We have assumed the genuineness of all signatures, the legal capacity of natural persons, the authenticity of the documents submitted to us as originals, the conformity to the original documents of all documents submitted to us as certified, facsimile or photostatic copies and the authenticity of the originals of all documents submitted to us as copies. We have also assumed each party to the Settlement Agreement other than the Company is duly organized, validly existing and in good standing under the laws of its respective jurisdiction of organization and has the full power and legal right to execute and deliver and to perform the provisions of the Settlement Agreement to be performed by it.


LOGO

 

Based upon and subject to the foregoing and to the limitations and qualifications described below, we are of the opinion that:

1. The Company has all requisite corporate power and authority to execute, deliver and perform its obligations under the Settlement Agreement and to consummate the transactions contemplated thereby.

2. The Settlement Agreement has been duly and validly authorized by all necessary Board action, executed and delivered by the Company.
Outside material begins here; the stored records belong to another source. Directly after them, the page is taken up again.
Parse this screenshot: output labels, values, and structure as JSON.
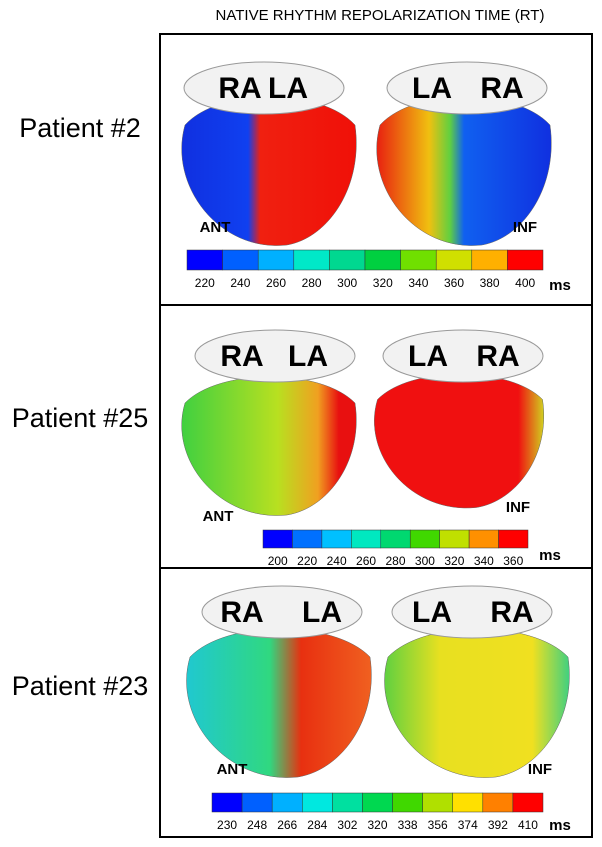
{
  "title": "NATIVE RHYTHM REPOLARIZATION TIME (RT)",
  "panels": [
    {
      "patient": "Patient #2",
      "left_atria": [
        "RA",
        "LA"
      ],
      "right_atria": [
        "LA",
        "RA"
      ],
      "left_view": "ANT",
      "right_view": "INF",
      "colorbar": {
        "ticks": [
          220,
          240,
          260,
          280,
          300,
          320,
          340,
          360,
          380,
          400
        ],
        "unit": "ms",
        "colors": [
          "#0000ff",
          "#0060ff",
          "#00b0ff",
          "#00e8c8",
          "#00d890",
          "#00d040",
          "#70e000",
          "#d0e000",
          "#ffb000",
          "#ff0000"
        ]
      }
    },
    {
      "patient": "Patient #25",
      "left_atria": [
        "RA",
        "LA"
      ],
      "right_atria": [
        "LA",
        "RA"
      ],
      "left_view": "ANT",
      "right_view": "INF",
      "colorbar": {
        "ticks": [
          200,
          220,
          240,
          260,
          280,
          300,
          320,
          340,
          360
        ],
        "unit": "ms",
        "colors": [
          "#0000ff",
          "#0070ff",
          "#00c0ff",
          "#00e8c0",
          "#00d870",
          "#40d800",
          "#c0e000",
          "#ff9000",
          "#ff0000"
        ]
      }
    },
    {
      "patient": "Patient #23",
      "left_atria": [
        "RA",
        "LA"
      ],
      "right_atria": [
        "LA",
        "RA"
      ],
      "left_view": "ANT",
      "right_view": "INF",
      "colorbar": {
        "ticks": [
          230,
          248,
          266,
          284,
          302,
          320,
          338,
          356,
          374,
          392,
          410
        ],
        "unit": "ms",
        "colors": [
          "#0000ff",
          "#0060ff",
          "#00b0ff",
          "#00e8e0",
          "#00e0a0",
          "#00d850",
          "#40d800",
          "#b0e000",
          "#ffe000",
          "#ff8000",
          "#ff0000"
        ]
      }
    }
  ]
}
No stockholder action is required to authorize the Settlement Agreement.

3. The execution, delivery and performance by the Company of the Settlement Agreement and the performance by the Company of its obligations thereunder, do not and will not conflict with the Amended and Restated Certificate of Incorporation or the Amended and Restated Bylaws of the Company or any applicable provision of the General Corporation Law of the State of Delaware.
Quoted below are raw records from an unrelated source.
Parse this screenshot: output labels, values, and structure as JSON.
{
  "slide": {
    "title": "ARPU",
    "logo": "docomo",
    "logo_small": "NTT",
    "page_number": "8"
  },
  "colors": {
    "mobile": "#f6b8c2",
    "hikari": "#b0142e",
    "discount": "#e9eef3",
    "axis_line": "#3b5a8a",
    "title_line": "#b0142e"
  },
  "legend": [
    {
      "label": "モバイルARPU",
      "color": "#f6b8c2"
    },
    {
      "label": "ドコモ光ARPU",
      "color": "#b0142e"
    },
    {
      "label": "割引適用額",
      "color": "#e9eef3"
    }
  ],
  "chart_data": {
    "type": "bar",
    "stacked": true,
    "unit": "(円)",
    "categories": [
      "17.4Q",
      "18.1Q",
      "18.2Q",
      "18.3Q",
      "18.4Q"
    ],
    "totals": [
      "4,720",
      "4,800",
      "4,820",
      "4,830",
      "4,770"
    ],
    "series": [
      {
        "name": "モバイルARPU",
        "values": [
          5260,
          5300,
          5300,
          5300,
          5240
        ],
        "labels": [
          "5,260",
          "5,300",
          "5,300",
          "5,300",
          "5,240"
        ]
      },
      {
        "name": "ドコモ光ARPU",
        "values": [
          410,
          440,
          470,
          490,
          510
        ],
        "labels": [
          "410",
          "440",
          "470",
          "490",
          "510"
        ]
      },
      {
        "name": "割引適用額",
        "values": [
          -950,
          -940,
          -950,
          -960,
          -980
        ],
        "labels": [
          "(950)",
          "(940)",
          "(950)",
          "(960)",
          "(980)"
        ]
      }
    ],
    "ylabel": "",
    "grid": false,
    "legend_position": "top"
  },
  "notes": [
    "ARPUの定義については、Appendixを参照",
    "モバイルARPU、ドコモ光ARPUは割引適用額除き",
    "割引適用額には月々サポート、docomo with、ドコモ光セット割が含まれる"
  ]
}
Our opinions expressed above are subject to the following limitations, exceptions, qualifications and assumptions:

The opinions expressed in this opinion letter are limited to the laws of the State of New York, the General Corporation Law of the State of Delaware and the federal laws of the United States of America, and we express no opinion with respect to the laws of any other state or jurisdiction.
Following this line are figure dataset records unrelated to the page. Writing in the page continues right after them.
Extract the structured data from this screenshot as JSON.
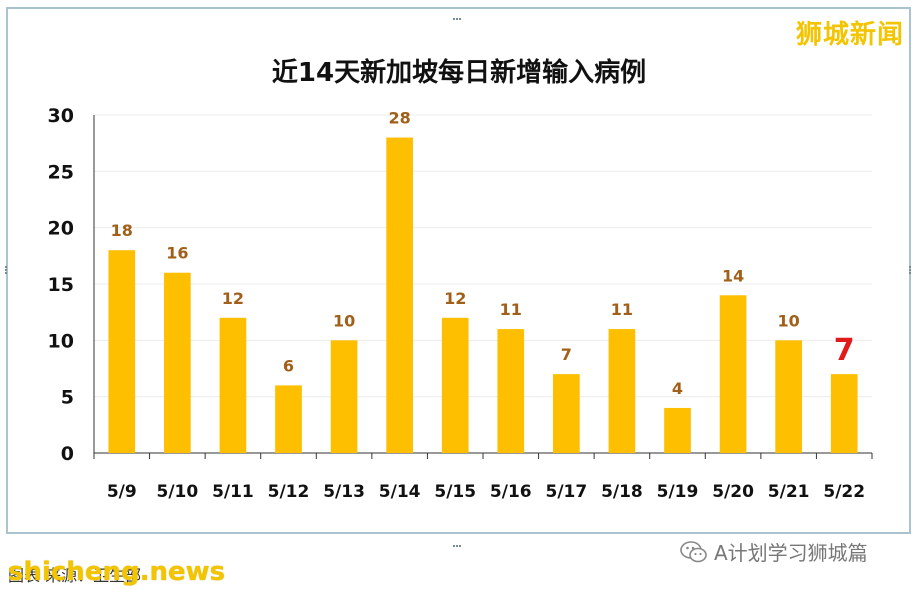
{
  "brand": "狮城新闻",
  "watermark": "shicheng.news",
  "caption_underlay": "图表  来源：卫生部",
  "wechat_account": "A计划学习狮城篇",
  "colors": {
    "bar": "#fdbf00",
    "label": "#a0601a",
    "highlight": "#e11b1b",
    "brand": "#f3c400"
  },
  "chart_data": {
    "type": "bar",
    "title": "近14天新加坡每日新增输入病例",
    "categories": [
      "5/9",
      "5/10",
      "5/11",
      "5/12",
      "5/13",
      "5/14",
      "5/15",
      "5/16",
      "5/17",
      "5/18",
      "5/19",
      "5/20",
      "5/21",
      "5/22"
    ],
    "values": [
      18,
      16,
      12,
      6,
      10,
      28,
      12,
      11,
      7,
      11,
      4,
      14,
      10,
      7
    ],
    "data_labels": [
      "18",
      "16",
      "12",
      "6",
      "10",
      "28",
      "12",
      "11",
      "7",
      "11",
      "4",
      "14",
      "10",
      "7"
    ],
    "highlight_index": 13,
    "ylim": [
      0,
      30
    ],
    "yticks": [
      0,
      5,
      10,
      15,
      20,
      25,
      30
    ],
    "xlabel": "",
    "ylabel": "",
    "grid": true,
    "legend": "none"
  }
}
This opinion letter is effective only as of the date hereof. We do not assume responsibility for updating this opinion letter as of any date subsequent to its date, and we assume no responsibility for advising you of any changes with respect to any matters described in this opinion letter that may occur, or facts that may come to our attention, subsequent to the date hereof.

This opinion letter is furnished by us solely for your benefit and the benefit of your successors and permitted assigns and participants pursuant to the Credit Agreement (each such addressee, successor and permitted assign or participant being a “Reliance Party) in connection with the transactions contemplated by the Amendment and may not be relied upon by any Reliance Party for any other purpose, nor may it be furnished to or relied upon by any other person or entity for any purpose whatsoever. This opinion letter is not to be quoted in whole or in part or otherwise referred to or used, nor is it to be filed with any governmental agency or any other person, without our express written consent. Notwithstanding the provisions of the two immediately preceding sentences, a Reliance Party may furnish a copy of this opinion letter to a prospective permitted assign or participant and otherwise as may be required of any Reliance Party by applicable law or regulation or in accordance with any auditing or oversight function or request of regulatory agency to which a Reliance Party is subject.